Esse número excede a taxa média de 44 por 1.000 adolescentes grávidas em todo o mundo, e está abaixo apenas das 93 na África Oriental e Austral e 114 na África Ocidental e Central.
“A questão da fecundidade adolescente é um fenômeno que caracteriza a região de alguma forma”, disse à AFP Esteban Caballero, diretor do UNFPA para a América Latina e o Caribe.
Equador (111), Honduras (103), Venezuela (95), Nicarágua (92) e Guatemala (92) têm as taxas mais elevadas, ao contrário do Chile (41), Trinidad e Tobago (38), Curaçao (35), Aruba (35), Bahamas (32) e Martinica (20).
Entre as causas, Caballero observa que “um determinante básico é a falta de acesso a métodos contraceptivos, isso é o mais óbvio”.
Segundo o UNFPA, existem países onde um menor de 18 anos não pode comprar contraceptivos se não tiver a permissão dos pais ou tutor, o que dificulta a aquisição dos métodos mais modernos, como a pílula.

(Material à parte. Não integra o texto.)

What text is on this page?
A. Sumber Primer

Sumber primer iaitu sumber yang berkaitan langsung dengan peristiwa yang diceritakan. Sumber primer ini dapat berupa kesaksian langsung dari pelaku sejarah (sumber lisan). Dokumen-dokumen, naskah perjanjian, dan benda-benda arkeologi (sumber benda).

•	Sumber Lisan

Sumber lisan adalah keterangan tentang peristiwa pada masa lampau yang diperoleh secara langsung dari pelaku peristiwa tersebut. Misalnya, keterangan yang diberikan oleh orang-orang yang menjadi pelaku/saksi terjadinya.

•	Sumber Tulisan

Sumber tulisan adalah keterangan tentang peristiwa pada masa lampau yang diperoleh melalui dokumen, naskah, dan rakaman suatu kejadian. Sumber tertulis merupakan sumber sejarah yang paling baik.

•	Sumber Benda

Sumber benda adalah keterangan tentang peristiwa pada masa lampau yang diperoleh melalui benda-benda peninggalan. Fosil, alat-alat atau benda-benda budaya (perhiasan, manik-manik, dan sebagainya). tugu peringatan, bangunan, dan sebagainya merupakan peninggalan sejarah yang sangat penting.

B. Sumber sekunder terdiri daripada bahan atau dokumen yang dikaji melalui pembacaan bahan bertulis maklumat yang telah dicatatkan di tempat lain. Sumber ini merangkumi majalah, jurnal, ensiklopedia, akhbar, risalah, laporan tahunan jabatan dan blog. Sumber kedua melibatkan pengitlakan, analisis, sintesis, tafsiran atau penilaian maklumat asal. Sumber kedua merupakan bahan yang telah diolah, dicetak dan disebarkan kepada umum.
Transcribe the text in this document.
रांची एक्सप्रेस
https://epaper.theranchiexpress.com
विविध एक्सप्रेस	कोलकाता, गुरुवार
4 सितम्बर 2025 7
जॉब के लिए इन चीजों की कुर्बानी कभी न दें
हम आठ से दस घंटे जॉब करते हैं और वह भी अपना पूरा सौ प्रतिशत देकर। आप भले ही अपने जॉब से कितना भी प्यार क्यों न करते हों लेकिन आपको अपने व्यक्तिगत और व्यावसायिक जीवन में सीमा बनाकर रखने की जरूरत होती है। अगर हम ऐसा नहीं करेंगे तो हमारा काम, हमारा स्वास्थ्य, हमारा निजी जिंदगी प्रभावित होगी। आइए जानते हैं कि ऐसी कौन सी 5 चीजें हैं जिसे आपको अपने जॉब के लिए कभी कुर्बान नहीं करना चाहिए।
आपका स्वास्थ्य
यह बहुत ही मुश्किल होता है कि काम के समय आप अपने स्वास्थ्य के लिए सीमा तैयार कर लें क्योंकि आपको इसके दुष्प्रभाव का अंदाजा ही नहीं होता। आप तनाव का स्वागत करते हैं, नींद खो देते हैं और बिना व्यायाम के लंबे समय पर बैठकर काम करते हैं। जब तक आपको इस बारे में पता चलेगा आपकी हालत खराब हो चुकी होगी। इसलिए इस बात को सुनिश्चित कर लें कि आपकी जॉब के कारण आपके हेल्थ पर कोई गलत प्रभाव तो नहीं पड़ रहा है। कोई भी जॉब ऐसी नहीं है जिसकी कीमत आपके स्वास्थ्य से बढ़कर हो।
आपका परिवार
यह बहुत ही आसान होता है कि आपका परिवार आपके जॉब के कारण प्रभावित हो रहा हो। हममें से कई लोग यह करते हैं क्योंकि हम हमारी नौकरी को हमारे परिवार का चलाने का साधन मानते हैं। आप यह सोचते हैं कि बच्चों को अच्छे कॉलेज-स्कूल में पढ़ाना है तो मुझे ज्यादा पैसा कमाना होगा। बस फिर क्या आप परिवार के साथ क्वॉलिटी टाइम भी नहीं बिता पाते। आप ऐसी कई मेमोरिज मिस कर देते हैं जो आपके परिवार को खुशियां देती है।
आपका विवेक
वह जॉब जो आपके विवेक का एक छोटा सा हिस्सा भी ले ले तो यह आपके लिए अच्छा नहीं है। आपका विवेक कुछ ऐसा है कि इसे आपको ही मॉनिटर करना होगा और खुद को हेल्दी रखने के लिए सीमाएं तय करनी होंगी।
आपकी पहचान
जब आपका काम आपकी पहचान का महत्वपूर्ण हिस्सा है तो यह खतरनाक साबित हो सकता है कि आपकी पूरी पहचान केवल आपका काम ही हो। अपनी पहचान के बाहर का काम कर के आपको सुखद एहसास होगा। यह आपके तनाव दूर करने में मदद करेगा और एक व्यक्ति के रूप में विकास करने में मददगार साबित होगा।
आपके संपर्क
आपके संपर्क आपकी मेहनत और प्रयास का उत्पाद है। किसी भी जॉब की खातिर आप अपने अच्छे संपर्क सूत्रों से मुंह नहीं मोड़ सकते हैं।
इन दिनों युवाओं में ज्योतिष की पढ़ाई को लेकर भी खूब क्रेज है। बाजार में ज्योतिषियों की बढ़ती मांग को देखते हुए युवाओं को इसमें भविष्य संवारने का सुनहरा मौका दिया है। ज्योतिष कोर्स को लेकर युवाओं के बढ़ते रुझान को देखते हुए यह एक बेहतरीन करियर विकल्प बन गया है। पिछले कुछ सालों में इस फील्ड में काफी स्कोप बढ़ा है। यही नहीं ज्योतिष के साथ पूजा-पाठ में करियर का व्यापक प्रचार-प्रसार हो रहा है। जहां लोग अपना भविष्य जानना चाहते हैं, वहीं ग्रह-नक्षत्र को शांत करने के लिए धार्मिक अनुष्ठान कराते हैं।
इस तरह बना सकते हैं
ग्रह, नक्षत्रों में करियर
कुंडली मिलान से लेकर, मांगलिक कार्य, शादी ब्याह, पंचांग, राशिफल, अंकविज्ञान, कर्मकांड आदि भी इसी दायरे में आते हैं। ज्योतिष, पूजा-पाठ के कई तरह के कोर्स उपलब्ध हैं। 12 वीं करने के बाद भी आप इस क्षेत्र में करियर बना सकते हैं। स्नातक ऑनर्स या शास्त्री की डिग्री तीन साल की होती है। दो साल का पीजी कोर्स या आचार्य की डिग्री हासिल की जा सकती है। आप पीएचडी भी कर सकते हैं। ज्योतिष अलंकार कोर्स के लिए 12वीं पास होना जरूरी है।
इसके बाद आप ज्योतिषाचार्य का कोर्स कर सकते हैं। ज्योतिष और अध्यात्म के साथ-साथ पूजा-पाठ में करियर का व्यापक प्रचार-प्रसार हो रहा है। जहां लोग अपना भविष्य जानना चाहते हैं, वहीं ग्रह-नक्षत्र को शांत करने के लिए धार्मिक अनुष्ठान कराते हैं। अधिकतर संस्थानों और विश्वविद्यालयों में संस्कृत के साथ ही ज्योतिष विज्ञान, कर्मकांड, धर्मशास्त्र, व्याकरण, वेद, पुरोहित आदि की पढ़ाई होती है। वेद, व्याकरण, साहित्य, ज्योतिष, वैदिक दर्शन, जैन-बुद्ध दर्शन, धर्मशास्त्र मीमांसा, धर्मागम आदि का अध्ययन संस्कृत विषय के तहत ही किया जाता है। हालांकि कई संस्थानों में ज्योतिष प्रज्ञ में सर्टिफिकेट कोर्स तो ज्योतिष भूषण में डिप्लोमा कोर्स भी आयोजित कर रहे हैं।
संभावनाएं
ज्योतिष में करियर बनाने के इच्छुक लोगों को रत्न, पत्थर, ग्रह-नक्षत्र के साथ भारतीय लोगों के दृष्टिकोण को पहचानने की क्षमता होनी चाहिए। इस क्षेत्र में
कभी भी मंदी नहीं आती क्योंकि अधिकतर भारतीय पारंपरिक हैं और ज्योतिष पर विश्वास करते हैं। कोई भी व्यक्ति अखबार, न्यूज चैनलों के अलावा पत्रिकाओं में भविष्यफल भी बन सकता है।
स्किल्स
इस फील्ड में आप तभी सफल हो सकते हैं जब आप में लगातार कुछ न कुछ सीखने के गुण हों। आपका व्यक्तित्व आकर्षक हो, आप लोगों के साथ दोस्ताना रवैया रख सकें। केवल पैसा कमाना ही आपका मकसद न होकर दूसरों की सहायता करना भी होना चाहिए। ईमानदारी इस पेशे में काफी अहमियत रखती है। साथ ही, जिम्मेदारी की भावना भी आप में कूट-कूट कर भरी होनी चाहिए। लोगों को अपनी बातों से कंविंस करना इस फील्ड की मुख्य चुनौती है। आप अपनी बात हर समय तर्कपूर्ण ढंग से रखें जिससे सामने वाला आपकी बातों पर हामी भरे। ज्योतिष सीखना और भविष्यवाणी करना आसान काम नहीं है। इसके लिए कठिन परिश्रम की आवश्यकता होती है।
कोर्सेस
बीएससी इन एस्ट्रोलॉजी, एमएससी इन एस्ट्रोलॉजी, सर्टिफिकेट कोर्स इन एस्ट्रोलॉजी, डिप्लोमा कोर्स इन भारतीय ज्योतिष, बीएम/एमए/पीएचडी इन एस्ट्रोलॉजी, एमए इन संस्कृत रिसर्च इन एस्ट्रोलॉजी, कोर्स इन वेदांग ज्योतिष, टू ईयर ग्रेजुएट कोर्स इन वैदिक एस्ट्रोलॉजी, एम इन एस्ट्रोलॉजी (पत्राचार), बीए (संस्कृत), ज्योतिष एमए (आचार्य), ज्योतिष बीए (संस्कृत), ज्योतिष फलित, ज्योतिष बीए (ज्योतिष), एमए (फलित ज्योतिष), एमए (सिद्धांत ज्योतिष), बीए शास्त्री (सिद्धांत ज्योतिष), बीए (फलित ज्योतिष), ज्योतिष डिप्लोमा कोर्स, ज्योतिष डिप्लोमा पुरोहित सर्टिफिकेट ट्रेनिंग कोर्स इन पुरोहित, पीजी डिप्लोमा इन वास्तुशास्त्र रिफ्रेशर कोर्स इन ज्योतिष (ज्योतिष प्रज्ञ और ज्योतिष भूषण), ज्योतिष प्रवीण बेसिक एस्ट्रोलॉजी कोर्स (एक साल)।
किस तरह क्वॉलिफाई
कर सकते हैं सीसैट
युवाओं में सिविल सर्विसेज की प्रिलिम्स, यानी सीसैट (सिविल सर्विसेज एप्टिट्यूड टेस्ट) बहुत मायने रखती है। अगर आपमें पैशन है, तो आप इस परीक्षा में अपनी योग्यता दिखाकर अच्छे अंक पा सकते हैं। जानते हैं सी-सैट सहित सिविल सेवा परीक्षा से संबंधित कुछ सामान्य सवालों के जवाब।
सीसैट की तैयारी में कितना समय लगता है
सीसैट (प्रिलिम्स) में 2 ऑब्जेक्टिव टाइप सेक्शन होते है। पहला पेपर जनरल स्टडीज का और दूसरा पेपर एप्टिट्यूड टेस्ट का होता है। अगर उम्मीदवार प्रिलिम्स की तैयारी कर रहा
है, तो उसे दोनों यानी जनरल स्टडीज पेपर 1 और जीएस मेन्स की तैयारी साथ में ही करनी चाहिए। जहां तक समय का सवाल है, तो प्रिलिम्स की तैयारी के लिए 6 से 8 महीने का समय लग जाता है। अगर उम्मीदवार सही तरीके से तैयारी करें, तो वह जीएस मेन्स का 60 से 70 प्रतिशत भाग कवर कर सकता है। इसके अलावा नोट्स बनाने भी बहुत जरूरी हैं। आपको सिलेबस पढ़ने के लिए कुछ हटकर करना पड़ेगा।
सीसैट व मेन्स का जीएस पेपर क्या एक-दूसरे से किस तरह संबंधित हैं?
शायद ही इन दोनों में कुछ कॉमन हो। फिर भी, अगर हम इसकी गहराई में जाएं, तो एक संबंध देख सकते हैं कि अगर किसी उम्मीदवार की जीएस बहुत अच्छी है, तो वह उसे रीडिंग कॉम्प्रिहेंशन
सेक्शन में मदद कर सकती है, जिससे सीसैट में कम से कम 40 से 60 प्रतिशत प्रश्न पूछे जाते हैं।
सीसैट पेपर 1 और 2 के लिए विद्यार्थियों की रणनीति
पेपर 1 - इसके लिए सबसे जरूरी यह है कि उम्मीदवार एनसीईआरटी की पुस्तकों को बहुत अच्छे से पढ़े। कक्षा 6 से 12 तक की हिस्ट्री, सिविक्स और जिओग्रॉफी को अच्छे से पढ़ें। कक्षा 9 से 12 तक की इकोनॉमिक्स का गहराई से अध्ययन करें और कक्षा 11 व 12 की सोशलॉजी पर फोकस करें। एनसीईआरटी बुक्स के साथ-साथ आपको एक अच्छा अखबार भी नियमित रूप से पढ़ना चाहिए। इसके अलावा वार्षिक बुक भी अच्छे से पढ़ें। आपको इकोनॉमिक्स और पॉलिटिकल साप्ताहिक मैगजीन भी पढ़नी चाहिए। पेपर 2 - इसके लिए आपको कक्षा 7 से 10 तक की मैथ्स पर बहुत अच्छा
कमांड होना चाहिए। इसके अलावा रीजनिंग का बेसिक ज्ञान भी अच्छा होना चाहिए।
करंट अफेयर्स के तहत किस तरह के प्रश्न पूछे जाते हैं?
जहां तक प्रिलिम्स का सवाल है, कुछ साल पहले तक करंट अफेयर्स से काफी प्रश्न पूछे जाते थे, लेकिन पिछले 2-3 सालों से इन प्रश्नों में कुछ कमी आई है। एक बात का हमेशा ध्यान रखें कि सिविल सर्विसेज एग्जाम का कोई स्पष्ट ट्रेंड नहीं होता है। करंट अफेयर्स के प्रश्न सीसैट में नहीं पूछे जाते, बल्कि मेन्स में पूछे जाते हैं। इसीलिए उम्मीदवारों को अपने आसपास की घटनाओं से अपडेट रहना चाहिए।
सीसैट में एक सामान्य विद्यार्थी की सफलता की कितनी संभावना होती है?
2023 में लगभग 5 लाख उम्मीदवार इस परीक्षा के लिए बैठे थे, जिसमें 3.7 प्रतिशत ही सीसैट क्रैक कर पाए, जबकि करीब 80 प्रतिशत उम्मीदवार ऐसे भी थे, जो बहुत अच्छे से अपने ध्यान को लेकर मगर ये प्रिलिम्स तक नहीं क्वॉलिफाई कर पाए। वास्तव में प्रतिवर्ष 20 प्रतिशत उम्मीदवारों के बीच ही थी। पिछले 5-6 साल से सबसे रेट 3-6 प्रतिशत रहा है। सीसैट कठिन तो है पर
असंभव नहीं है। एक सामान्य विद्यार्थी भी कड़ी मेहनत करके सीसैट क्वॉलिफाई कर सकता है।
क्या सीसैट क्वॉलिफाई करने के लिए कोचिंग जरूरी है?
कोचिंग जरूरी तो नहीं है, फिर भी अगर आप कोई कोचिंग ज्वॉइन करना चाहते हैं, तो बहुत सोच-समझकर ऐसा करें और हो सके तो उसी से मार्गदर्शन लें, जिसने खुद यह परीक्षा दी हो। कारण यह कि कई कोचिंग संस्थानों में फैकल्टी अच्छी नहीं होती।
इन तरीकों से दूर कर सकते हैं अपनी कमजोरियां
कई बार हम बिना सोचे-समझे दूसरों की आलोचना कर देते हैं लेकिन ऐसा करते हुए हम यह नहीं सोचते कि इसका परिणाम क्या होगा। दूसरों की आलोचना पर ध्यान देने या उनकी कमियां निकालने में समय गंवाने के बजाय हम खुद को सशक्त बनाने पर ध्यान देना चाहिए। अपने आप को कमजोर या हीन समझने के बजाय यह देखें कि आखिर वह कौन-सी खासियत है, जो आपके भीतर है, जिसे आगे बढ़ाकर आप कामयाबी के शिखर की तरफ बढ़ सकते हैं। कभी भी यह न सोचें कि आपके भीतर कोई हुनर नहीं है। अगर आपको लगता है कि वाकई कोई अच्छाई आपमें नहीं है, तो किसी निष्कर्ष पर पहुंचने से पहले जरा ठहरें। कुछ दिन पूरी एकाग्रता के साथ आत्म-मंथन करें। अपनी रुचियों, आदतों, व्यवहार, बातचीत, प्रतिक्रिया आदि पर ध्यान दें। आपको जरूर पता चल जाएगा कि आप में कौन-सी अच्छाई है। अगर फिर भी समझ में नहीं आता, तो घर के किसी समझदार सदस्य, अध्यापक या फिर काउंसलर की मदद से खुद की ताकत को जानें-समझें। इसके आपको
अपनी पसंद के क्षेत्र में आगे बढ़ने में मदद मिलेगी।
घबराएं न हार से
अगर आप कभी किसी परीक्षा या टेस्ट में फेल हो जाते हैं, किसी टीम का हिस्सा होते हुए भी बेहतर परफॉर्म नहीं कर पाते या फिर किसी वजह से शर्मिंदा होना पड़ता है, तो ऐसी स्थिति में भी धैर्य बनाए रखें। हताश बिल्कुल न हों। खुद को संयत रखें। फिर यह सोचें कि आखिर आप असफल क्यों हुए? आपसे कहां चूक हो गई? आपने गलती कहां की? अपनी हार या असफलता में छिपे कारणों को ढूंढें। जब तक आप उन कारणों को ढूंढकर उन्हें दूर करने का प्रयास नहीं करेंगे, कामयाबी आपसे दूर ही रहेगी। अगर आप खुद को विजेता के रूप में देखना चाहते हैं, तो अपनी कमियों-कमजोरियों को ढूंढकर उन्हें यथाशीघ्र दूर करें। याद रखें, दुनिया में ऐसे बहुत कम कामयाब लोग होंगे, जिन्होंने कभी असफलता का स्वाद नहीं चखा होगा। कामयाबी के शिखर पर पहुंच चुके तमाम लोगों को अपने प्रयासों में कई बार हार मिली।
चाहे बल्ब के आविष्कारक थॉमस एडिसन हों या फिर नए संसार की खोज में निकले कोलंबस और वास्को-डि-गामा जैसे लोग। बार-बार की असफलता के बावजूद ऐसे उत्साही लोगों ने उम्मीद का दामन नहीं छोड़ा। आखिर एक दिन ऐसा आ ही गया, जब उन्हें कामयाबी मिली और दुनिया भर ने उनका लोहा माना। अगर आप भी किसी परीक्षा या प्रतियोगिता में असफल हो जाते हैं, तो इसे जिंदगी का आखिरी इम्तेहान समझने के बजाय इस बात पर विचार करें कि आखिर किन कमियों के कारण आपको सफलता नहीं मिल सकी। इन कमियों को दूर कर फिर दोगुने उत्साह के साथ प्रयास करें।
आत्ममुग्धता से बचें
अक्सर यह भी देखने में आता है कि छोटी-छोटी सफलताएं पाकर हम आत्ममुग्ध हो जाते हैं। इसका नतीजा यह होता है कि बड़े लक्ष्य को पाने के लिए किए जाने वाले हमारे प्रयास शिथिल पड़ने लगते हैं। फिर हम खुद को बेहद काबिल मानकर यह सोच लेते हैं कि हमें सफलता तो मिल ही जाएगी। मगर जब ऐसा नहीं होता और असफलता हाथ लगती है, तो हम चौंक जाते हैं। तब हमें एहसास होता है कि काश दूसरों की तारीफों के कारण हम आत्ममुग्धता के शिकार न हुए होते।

A violência sexista, a falta de educação sexual, principalmente em escolas, e os casamentos precoces são outros fatores que contribuem para o fenômeno. A maternidade na região “começa pouco depois da primeira relação sexual, e as primeiras uniões costumam ser formalizadas perto ou depois de uma gravidez, muitas vezes de maneira involuntária”, ressalta o texto.
– Pobreza, o círculo vicioso –
Segundo a ONU, a gravidez na adolescência é mais comum nos agregados familiares mais pobres e deve-se mais à falta de acesso a métodos contraceptivos do que ao desejo de ter filhos.
Essa situação impede que tenham maior acesso à educação sexual ou à independência econômica, motivo pelo qual são mais vulneráveis a engravidar desde cedo, e isso acaba reproduzindo o círculo da pobreza.
“A gravidez na adolescência aumenta o risco de uma vulnerabilidade durante toda a vida, pois pode acabar com oportunidades de maior educação, emprego e, assim, oportunidades de renda. É um fator de transmissão geracional da pobreza”, disse Caballero.
Além disso, a gravidez indesejada estimula a prática do aborto em condições inseguras e clandestinos, em uma região onde, de acordo com a Organização Mundial de Saúde (OMS), 44 por 1.000 mulheres com entre 15 e 44 anos abortaram entre 2010 e 2014, taxa 9 pontos acima da média mundial.
“As adolescentes que vivem em domicílios mais ricos têm maior acesso a informações sobre saúde sexual e reprodutiva, e maior acesso a serviços de controle de natalidade. Além disso, podem buscar serviços de aborto em condições de segurança, ainda que ilegalmente”, aponta o relatório.
– Consenso e religião –
Para evitar a gravidez precoce, Caballero defende um consenso entre o governo e setores da sociedade civil para estabelecer uma nova abordagem que facilite a educação sexual, o acesso a contraceptivos e o empoderamento das mulheres.
“É uma realidade que existe, mas que nem sempre é reconhecida, e então não a abordamos do ponto de vista da saúde pública, mas tomamos isso do ponto de vista moral”, apontou Caballero.
Mas outro obstáculo possível é a influência da religião, principalmente católica, mas com um grande avanço dos evangélicos, que são contrários ao planejamento familiar e ao uso de métodos contraceptivos ou aborto.
No entanto, Caballero minimiza este aspecto: “Há muitas mulheres que decidiram ter menos filhos e que na maioria dos casos optam pelo uso de contraceptivos modernos, e estas são mulheres que são de diferentes igrejas”, disse ele.